Avec là aussi, les deux facettes de Bielsa. D'un côté, le football séduisant, les joueurs transcendés et les supporters enthousiastes. De l'autre, les résultats pas toujours au rendez-vous, à commencer par une retentissante élimination dès la phase de groupes de la Coupe du monde 2002 pour "son" Argentine, pourtant emmenée par Veron, Crespo ou Batistuta.
Résultat, le palmarès de ce fils d'une riche famille d'intellectuels et d'hommes politiques se réduit à trois championnats d'Argentine (1991, 1992, 1998), une médaille d'or aux JO (2004) et quatre finales, toutes perdues, en Copa Libertadores avec Newell's (1992), en Copa America avec l'Argentine (2004), en Ligue Europa et Coupe d'Espagne avec Bilbao (2012). Un piètre CV qui lui vaut d'être régulièrement critiqué.
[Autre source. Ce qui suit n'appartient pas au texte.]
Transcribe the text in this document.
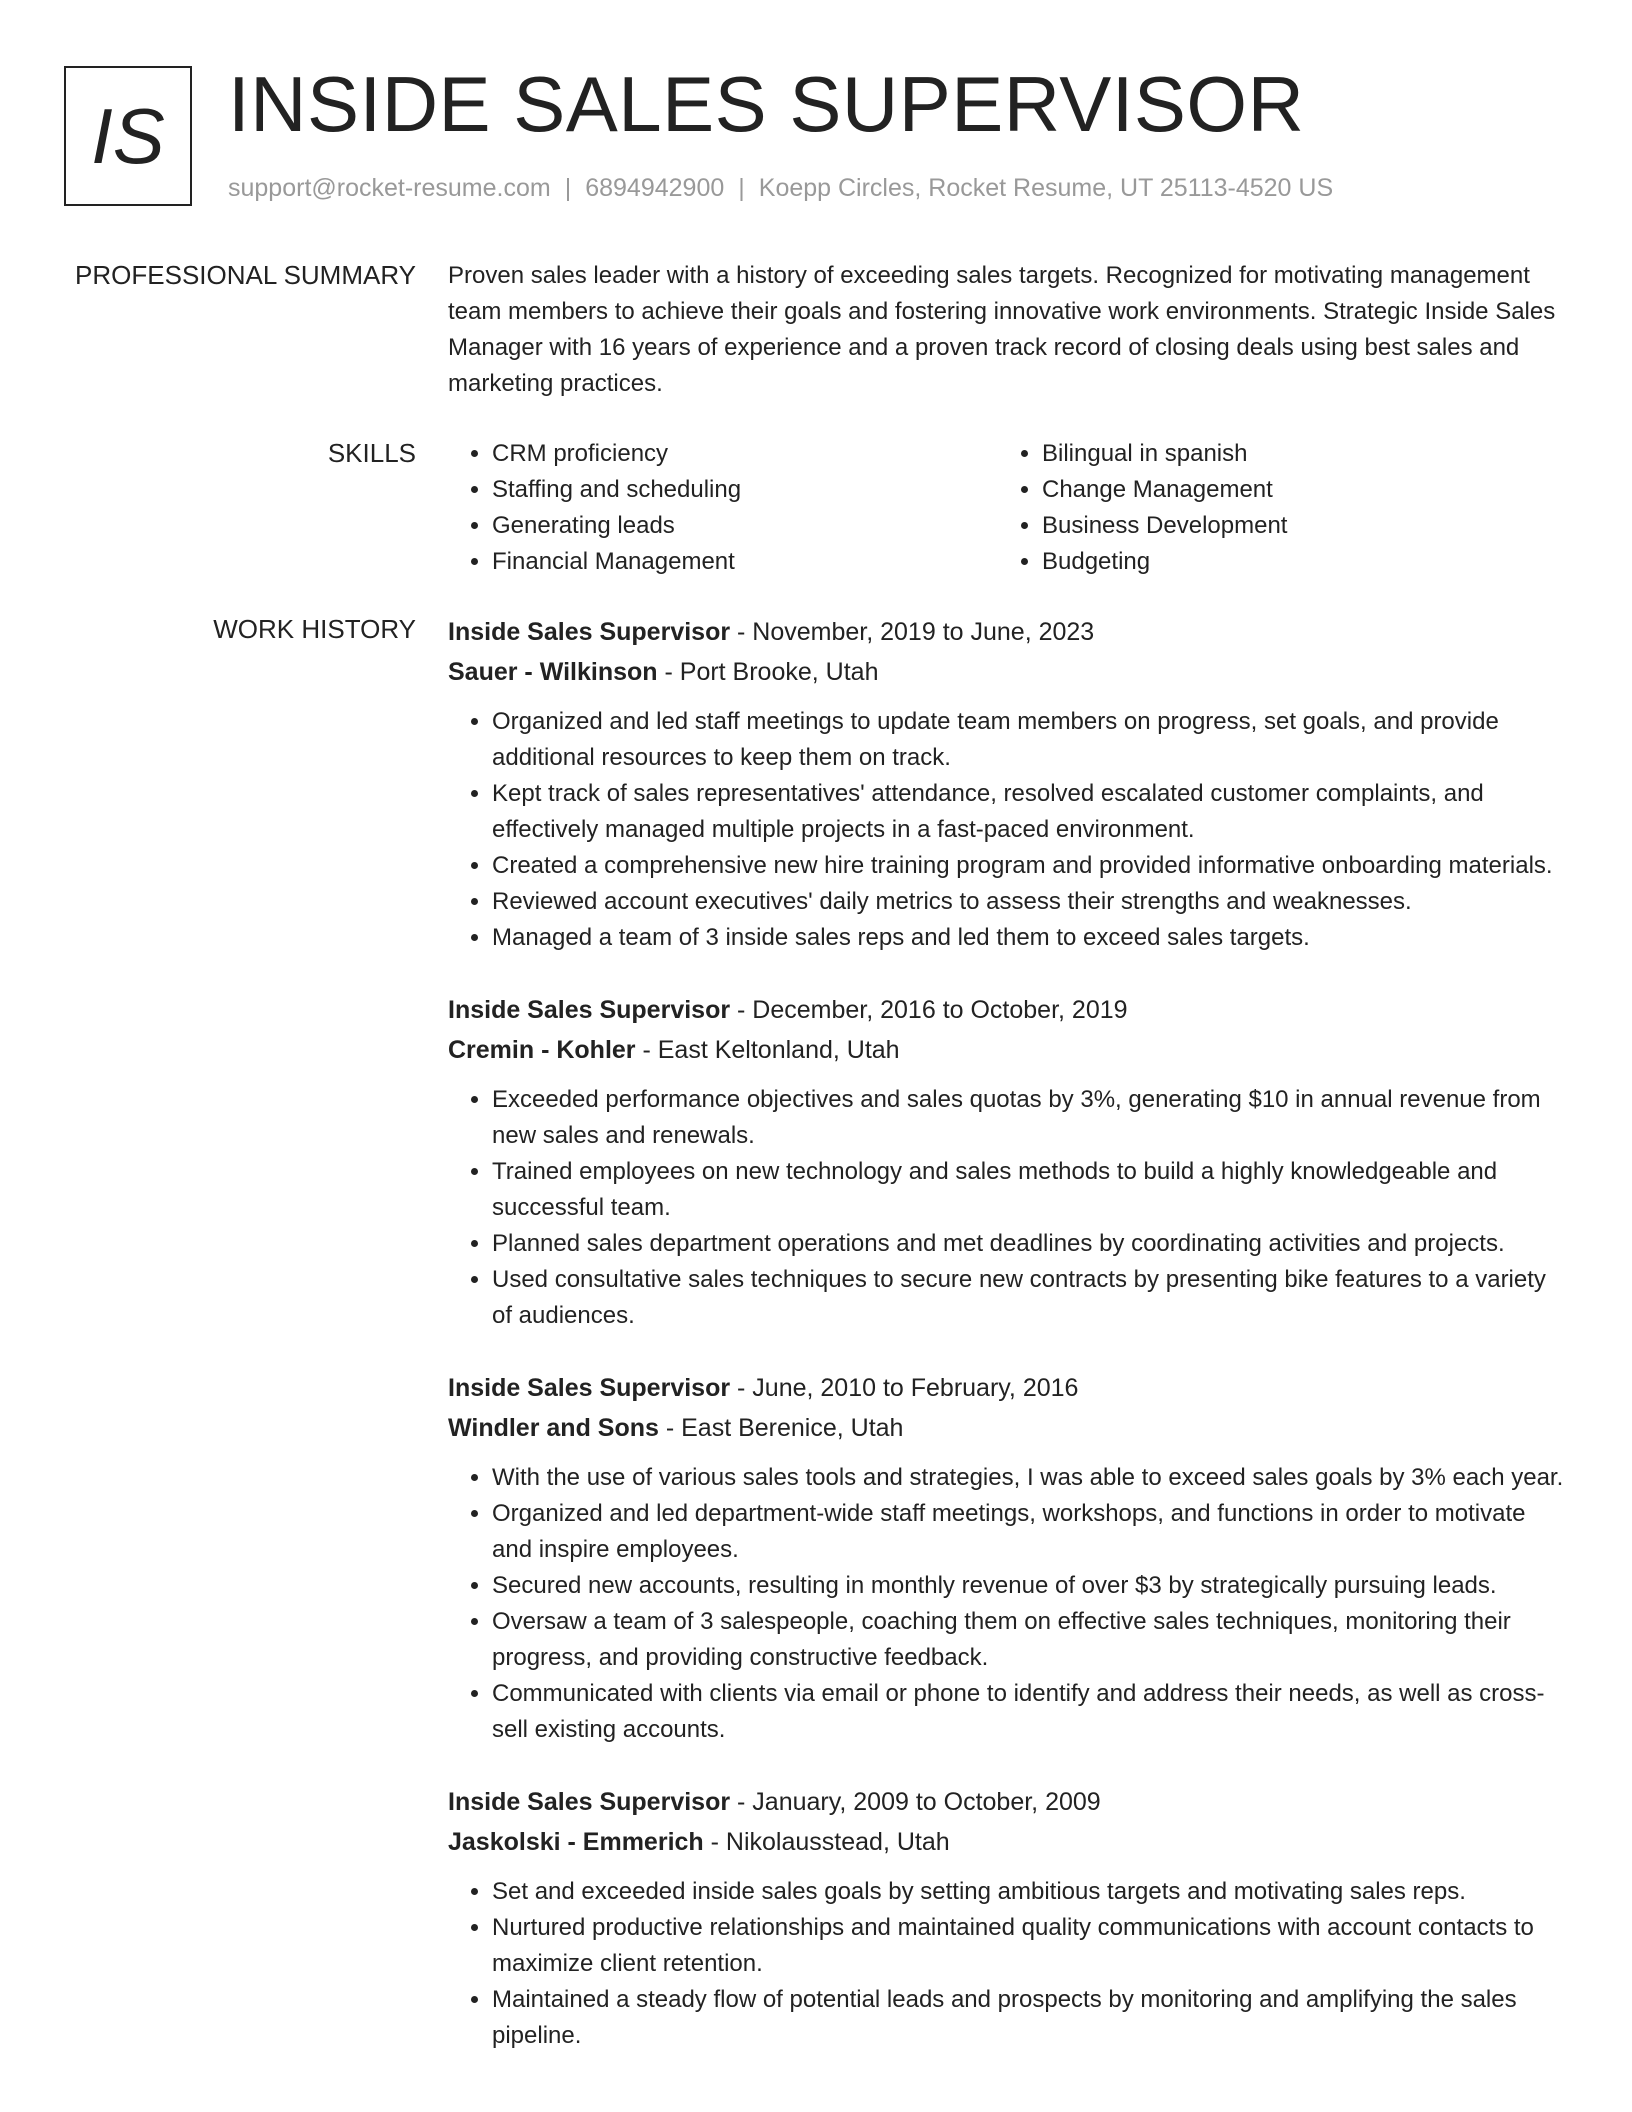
IS INSIDE SALES SUPERVISOR
support@rocket-resume.com | 6894942900 | Koepp Circles, Rocket Resume, UT 25113-4520 US
PROFESSIONAL SUMMARY Proven sales leader with a history of exceeding sales targets. Recognized for motivating management team members to achieve their goals and fostering innovative work environments. Strategic Inside Sales Manager with 16 years of experience and a proven track record of closing deals using best sales and marketing practices.
SKILLS
•	CRM proficiency
• Staffing and scheduling
• Generating leads
• Financial Management
• Bilingual in spanish
• Change Management
• Business Development
• Budgeting
WORK HISTORY Inside Sales Supervisor - November, 2019 to June, 2023
Sauer - Wilkinson - Port Brooke, Utah
• Organized and led staff meetings to update team members on progress, set goals, and provide additional resources to keep them on track.
• Kept track of sales representatives' attendance, resolved escalated customer complaints, and effectively managed multiple projects in a fast-paced environment.
• Created a comprehensive new hire training program and provided informative onboarding materials.
• Reviewed account executives' daily metrics to assess their strengths and weaknesses.
• Managed a team of 3 inside sales reps and led them to exceed sales targets.
Inside Sales Supervisor - December, 2016 to October, 2019
Cremin - Kohler - East Keltonland, Utah
• Exceeded performance objectives and sales quotas by 3%, generating $10 in annual revenue from new sales and renewals.
• Trained employees on new technology and sales methods to build a highly knowledgeable and successful team.
• Planned sales department operations and met deadlines by coordinating activities and projects.
• Used consultative sales techniques to secure new contracts by presenting bike features to a variety of audiences.
Inside Sales Supervisor - June, 2010 to February, 2016
Windler and Sons - East Berenice, Utah
• With the use of various sales tools and strategies, I was able to exceed sales goals by 3% each year.
• Organized and led department-wide staff meetings, workshops, and functions in order to motivate and inspire employees.
• Secured new accounts, resulting in monthly revenue of over $3 by strategically pursuing leads.
• Oversaw a team of 3 salespeople, coaching them on effective sales techniques, monitoring their progress, and providing constructive feedback.
• Communicated with clients via email or phone to identify and address their needs, as well as cross-sell existing accounts.
Inside Sales Supervisor - January, 2009 to October, 2009
Jaskolski - Emmerich - Nikolausstead, Utah
• Set and exceeded inside sales goals by setting ambitious targets and motivating sales reps.
• Nurtured productive relationships and maintained quality communications with account contacts to maximize client retention.
• Maintained a steady flow of potential leads and prospects by monitoring and amplifying the sales pipeline.
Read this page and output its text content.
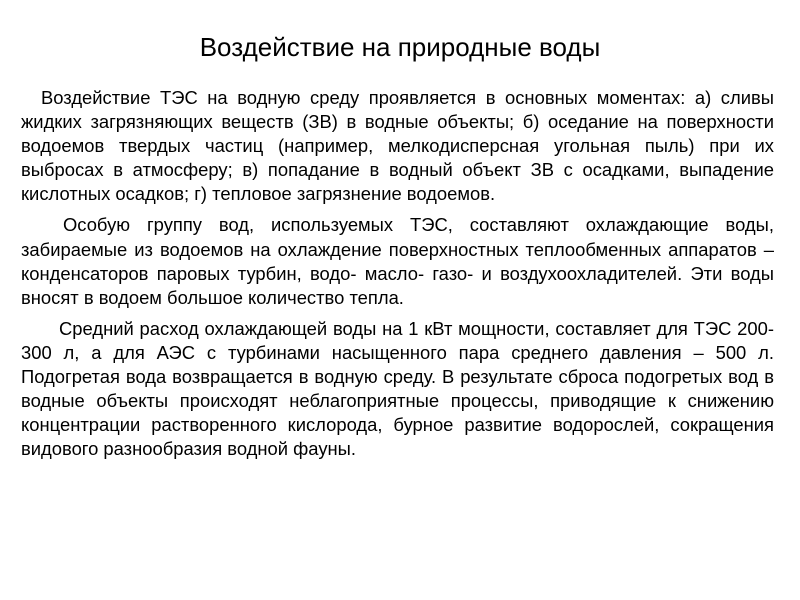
Воздействие на природные воды

Воздействие ТЭС на водную среду проявляется в основных моментах: а) сливы жидких загрязняющих веществ (ЗВ) в водные объекты; б) оседание на поверхности водоемов твердых частиц (например, мелкодисперсная угольная пыль) при их выбросах в атмосферу; в) попадание в водный объект ЗВ с осадками, выпадение кислотных осадков; г) тепловое загрязнение водоемов.

Особую группу вод, используемых ТЭС, составляют охлаждающие воды, забираемые из водоемов на охлаждение поверхностных теплообменных аппаратов – конденсаторов паровых турбин, водо- масло- газо- и воздухоохладителей. Эти воды вносят в водоем большое количество тепла.

Средний расход охлаждающей воды на 1 кВт мощности, составляет для ТЭС 200-300 л, а для АЭС с турбинами насыщенного пара среднего давления – 500 л. Подогретая вода возвращается в водную среду. В результате сброса подогретых вод в водные объекты происходят неблагоприятные процессы, приводящие к снижению концентрации растворенного кислорода, бурное развитие водорослей, сокращения видового разнообразия водной фауны.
Il peut toutefois se targuer d'avoir inspiré des entraîneurs qui ont, eux, atteint des sommets: Jorge Sampaoli, Diego Simeone, Mauricio Pochettino et surtout Pep Guardiola. Qui, en 2012, avait assuré que Bielsa était tout simplement le "meilleur entraîneur de la planète". Car chez ses confrères aussi, l'Argentin déchaîne les passions.